Good you have found your angry.
It is so very hard to excepted someone you trusted more than anyone can walk away from you and the children. This is not someone you want in your life.
Legal advice will be a good start.
Arrange to get 3 valuations. It is good information to have.
Claim benefits. UC take up to 5 weeks to kick in so don't delay and put in a claim to CMS. go through them as further down the line you don't want to be arguing with him over money. Let them deal with it.
Council tax benefit you will get 25% reduction as a single adult. Go through your direct debits. Hand back all his bills car. Phone etc. And look at anything you can reduce or cancel.

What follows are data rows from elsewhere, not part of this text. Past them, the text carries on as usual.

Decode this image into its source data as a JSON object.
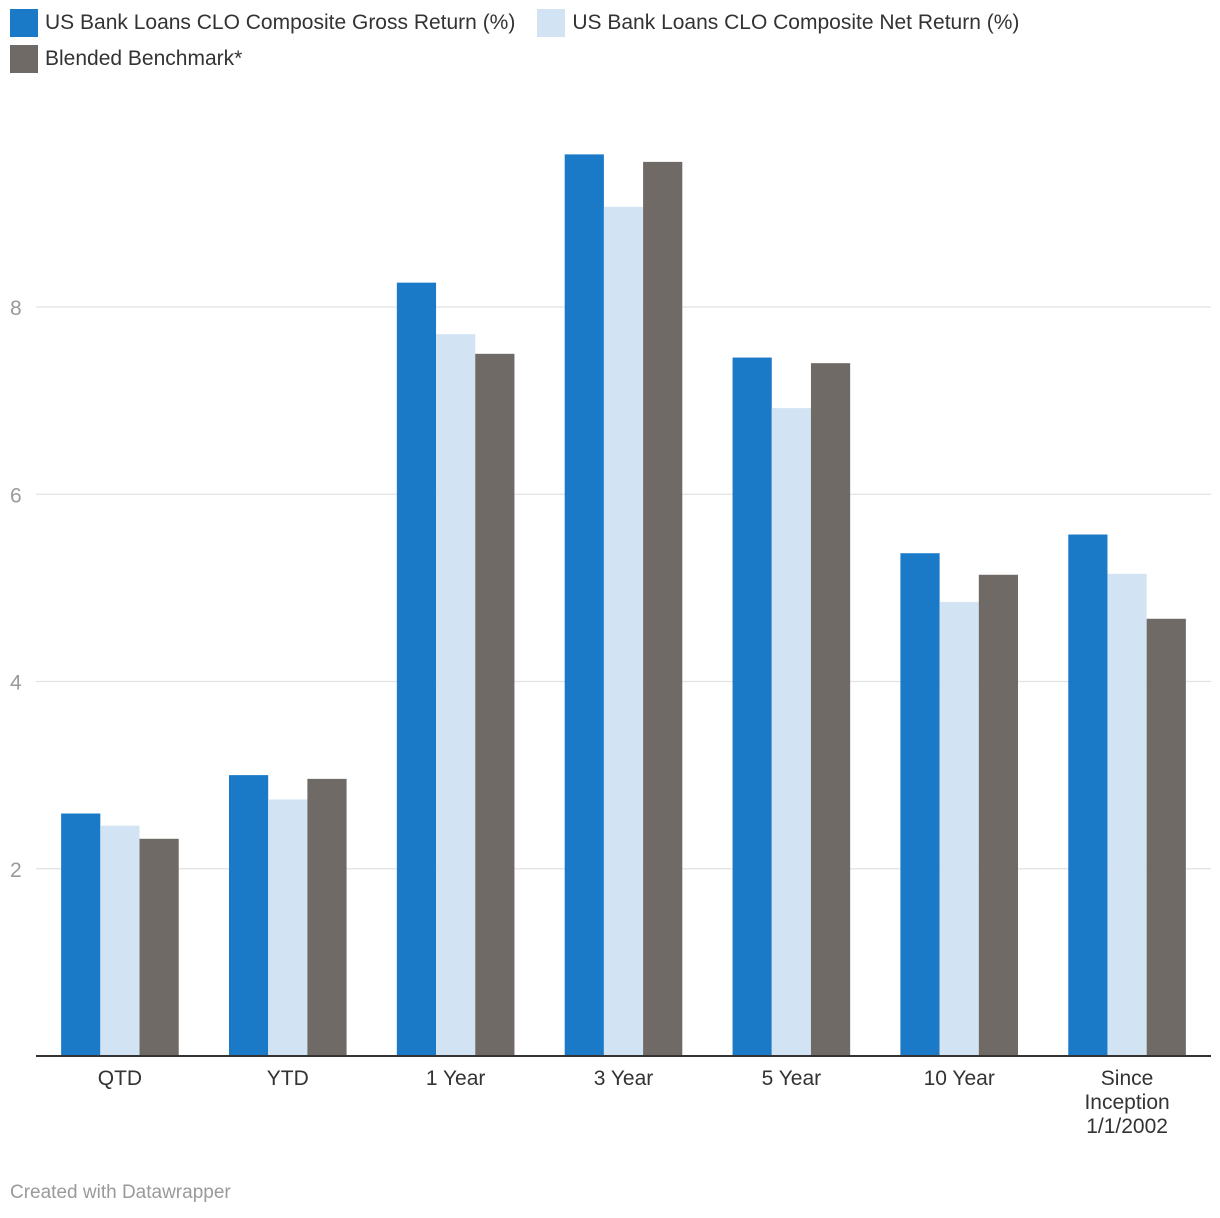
{
  "legend": [
    {
      "label": "US Bank Loans CLO Composite Gross Return (%)",
      "color": "#1a7ac8"
    },
    {
      "label": "US Bank Loans CLO Composite Net Return (%)",
      "color": "#d2e4f3"
    },
    {
      "label": "Blended Benchmark*",
      "color": "#6f6a66"
    }
  ],
  "chart_data": {
    "type": "bar",
    "categories": [
      [
        "QTD"
      ],
      [
        "YTD"
      ],
      [
        "1 Year"
      ],
      [
        "3 Year"
      ],
      [
        "5 Year"
      ],
      [
        "10 Year"
      ],
      [
        "Since",
        "Inception",
        "1/1/2002"
      ]
    ],
    "series": [
      {
        "name": "US Bank Loans CLO Composite Gross Return (%)",
        "color": "#1a7ac8",
        "values": [
          2.59,
          3.0,
          8.26,
          9.63,
          7.46,
          5.37,
          5.57
        ]
      },
      {
        "name": "US Bank Loans CLO Composite Net Return (%)",
        "color": "#d2e4f3",
        "values": [
          2.46,
          2.74,
          7.71,
          9.07,
          6.92,
          4.85,
          5.15
        ]
      },
      {
        "name": "Blended Benchmark*",
        "color": "#6f6a66",
        "values": [
          2.32,
          2.96,
          7.5,
          9.55,
          7.4,
          5.14,
          4.67
        ]
      }
    ],
    "yticks": [
      2,
      4,
      6,
      8
    ],
    "ylim": [
      0,
      10
    ],
    "grid": true,
    "legend_position": "top-left",
    "title": "",
    "xlabel": "",
    "ylabel": ""
  },
  "footer": {
    "credit": "Created with Datawrapper"
  }
}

Contact is agreed at a set time and day. Every Sunday and Wednesday tea time. Whatever works for you. The children then know where they stand.
Get support for you. See your gp. Look for local counselling services. This will help get your thoughts in order. And give you a safe place to rant
Start a diary if you are concerned about his ability to parent safely. Keep notes and you can use this for reference. Notify school/childcare setting so they can support your children.
Go as low contact as you can. This one is hard. But it is time to draw a line. Contact is about pick/up drop off only. Money is via CMS. And house via solicitor. Show him you are taking control and mean business.
I know the house feels important right now. But long term that mortgage is going to hold you back. And do you really need such a big house? My priority was to be able to enjoy my children whilst they were young. So cutting my out going was a priority to maximise my income.
It doesn't have to be now but maybe 6/12 months time you feel more prepared for a move it will be a fresh start for you and the children. And to be honest I think you will struggle with the mortgage. Mine is half that. And I earn the same as you. And I am struggling to find a mortgage that will excepted benefits/CMS. For a £100k mortgage.
It is going to be a roller coast of emotions. But you need to show him you won't get pushed around. Feel free to pm me if you want a understanding ear. I'm 2 years down the line. (Younger more fun OW here too and the drinking) You will get through this. Because there aren't any other options. You will come out the other side. Stay strong. You deserve much better than this excuse of a man.